Suppose I am writing my own package foo which uses confluent-kafka-go under the 
hood to implement functionality, and I require the "dynamic" behavior from 
confluent-kafka-go. My package must then in turn tell its users that they must 
build their application with the "dynamic" build tag. This in turn propagates 
arbitrarily far; as well, it is easy for it to become stale (suppose Confluent 
changes the behavior of their module to no longer use this build tag-then all 
these transitive users will still have a "dynamic" build tag perhaps annoyingly 
hanging around for a long time).

Notice that the "dynamic" build tag goes together with linking with -lrdkafka, 
but that can be specified once, in the code close to the confluent-kafka-go 
package, rather than in an unbounded set of transitive reverse dependencies.

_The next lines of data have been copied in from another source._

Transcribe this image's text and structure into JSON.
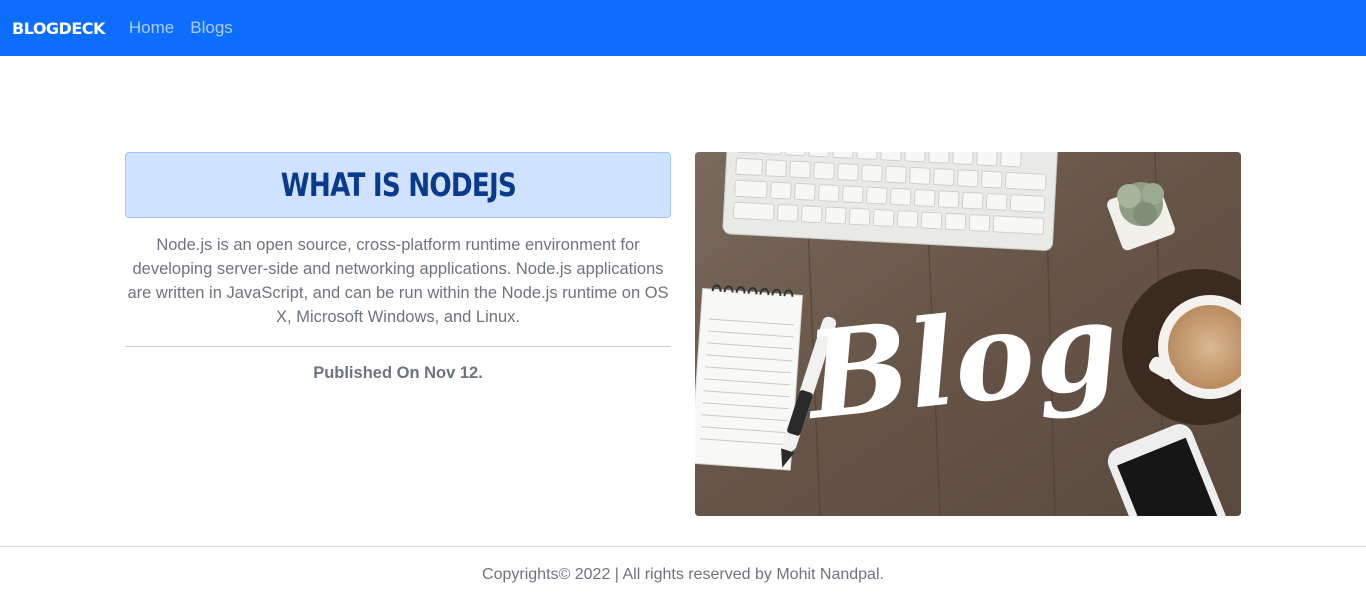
{
  "navbar": {
    "brand": "BLOGDECK",
    "links": [
      "Home",
      "Blogs"
    ],
    "bg_color": "#0d6efd"
  },
  "post": {
    "title": "WHAT IS NODEJS",
    "description": "Node.js is an open source, cross-platform runtime environment for developing server-side and networking applications. Node.js applications are written in JavaScript, and can be run within the Node.js runtime on OS X, Microsoft Windows, and Linux.",
    "published": "Published On Nov 12.",
    "image_text": "Blog",
    "title_box_color": "#cfe2ff",
    "title_color": "#0a3a8c"
  },
  "footer": {
    "text": "Copyrights© 2022 | All rights reserved by Mohit Nandpal."
  }
}
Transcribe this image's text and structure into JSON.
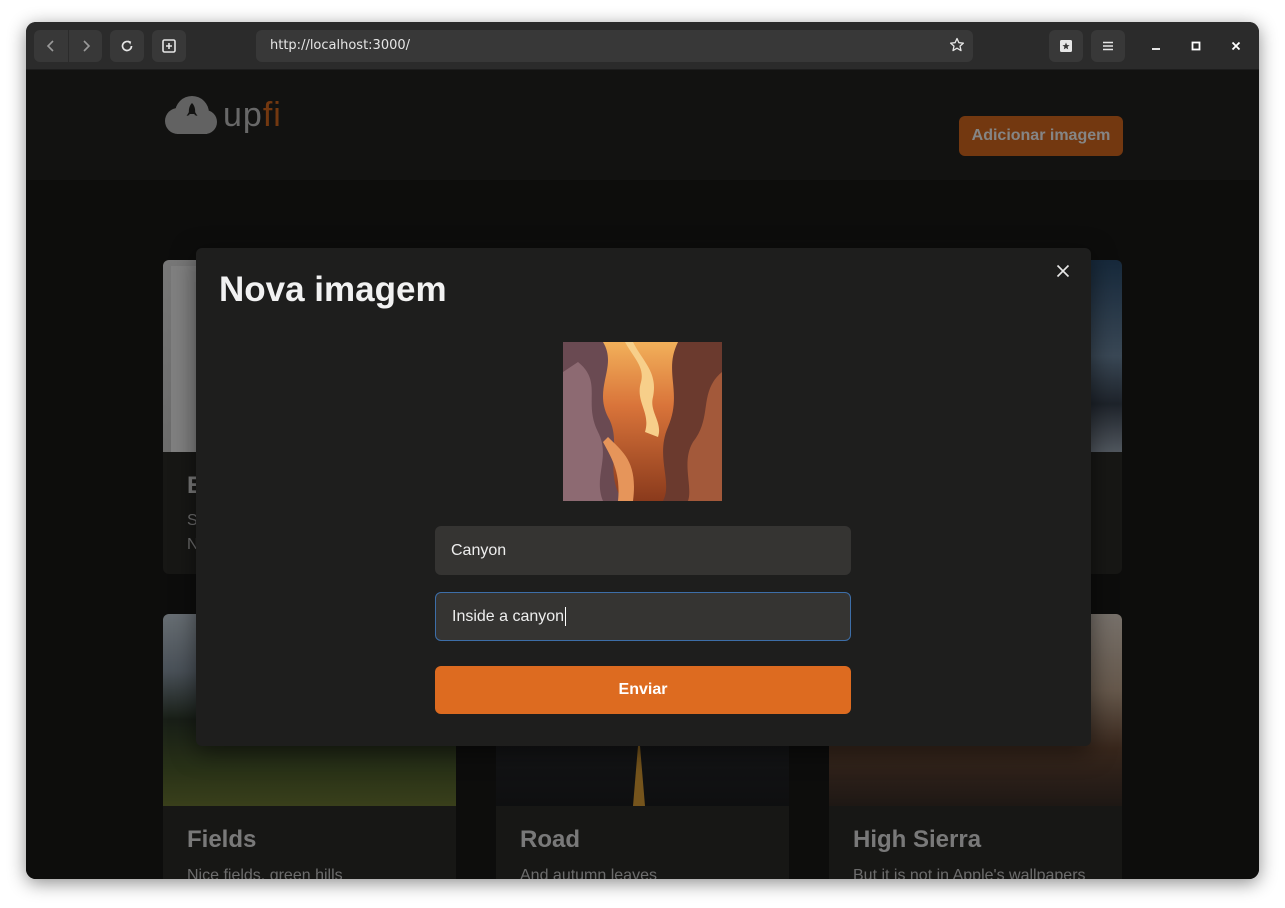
{
  "browser": {
    "url": "http://localhost:3000/"
  },
  "header": {
    "logo_up": "up",
    "logo_fi": "fi",
    "add_button": "Adicionar imagem"
  },
  "cards": [
    {
      "title": "E",
      "desc_line1": "S",
      "desc_line2": "N"
    },
    {
      "title": "",
      "desc": ""
    },
    {
      "title": "",
      "desc": ""
    },
    {
      "title": "Fields",
      "desc": "Nice fields, green hills"
    },
    {
      "title": "Road",
      "desc": "And autumn leaves"
    },
    {
      "title": "High Sierra",
      "desc": "But it is not in Apple's wallpapers"
    }
  ],
  "modal": {
    "title": "Nova imagem",
    "title_field_value": "Canyon",
    "description_field_value": "Inside a canyon",
    "submit_label": "Enviar"
  },
  "colors": {
    "accent": "#dd6b20",
    "focus_border": "#3d6ea8"
  }
}
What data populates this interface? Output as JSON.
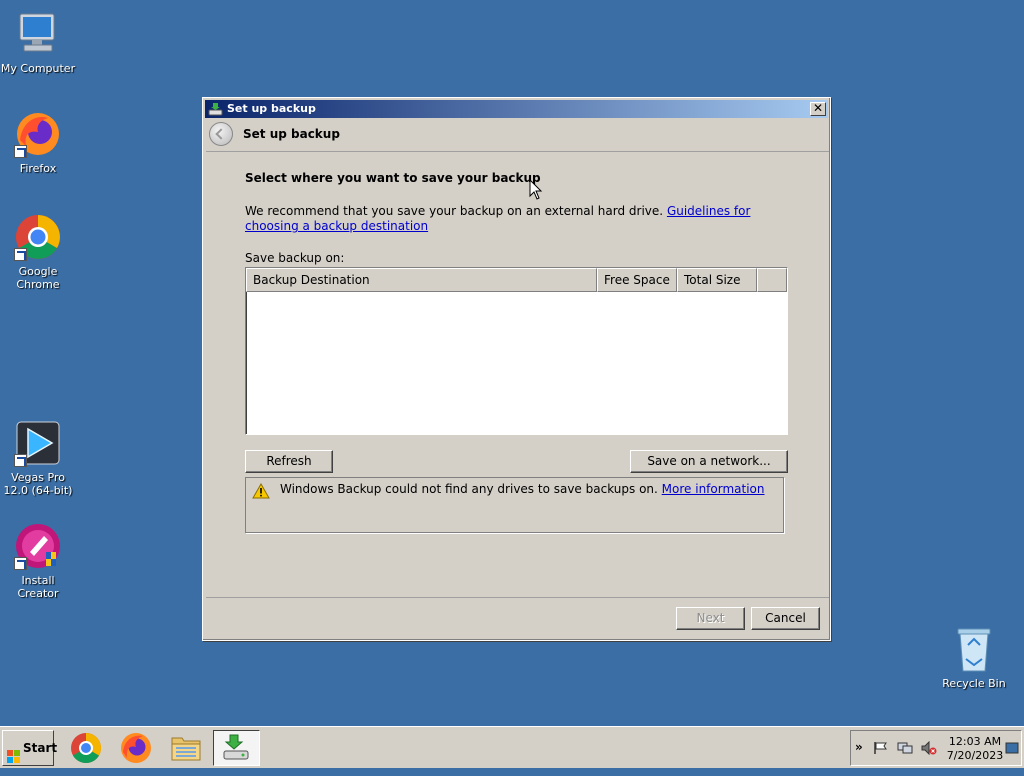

Relatedly, there is nothing to prevent some unrelated package from also 
changing its behavior based on the "dynamic" build tag, and applications in 
general may want the altered behavior from confluent-kafka-go but not from some 
unrelated package-which may even be obscure or entirely unknown.

I think there are several solutions to this difficulty; one might be a way to 
say in the go.mod file that a direct dependency should be built with a 
particular build tag, so that the application of the tag can be applied only to 
a portion of the build and not the whole. (This still leaves the possibility 
that a module might be used by two separate parts of a build, one with the tag 
and one without; this is fundamentally no different than a version conflict, 
but it might have some implications for other parts of the build system I 
haven't considered.)

I think it's obvious that it would be better for Confluent not to have built 
their tooling this way, but here we are. Any use of a non-standard custom build 
tag in a generally imported module has this problem, so I think it's important 
to solve for the Go ecosystem; if the feature really is "don't use this 
feature" then arguably the feature should be abandoned. If it's to be kept as a 
feature, then there should be some way to use it safely.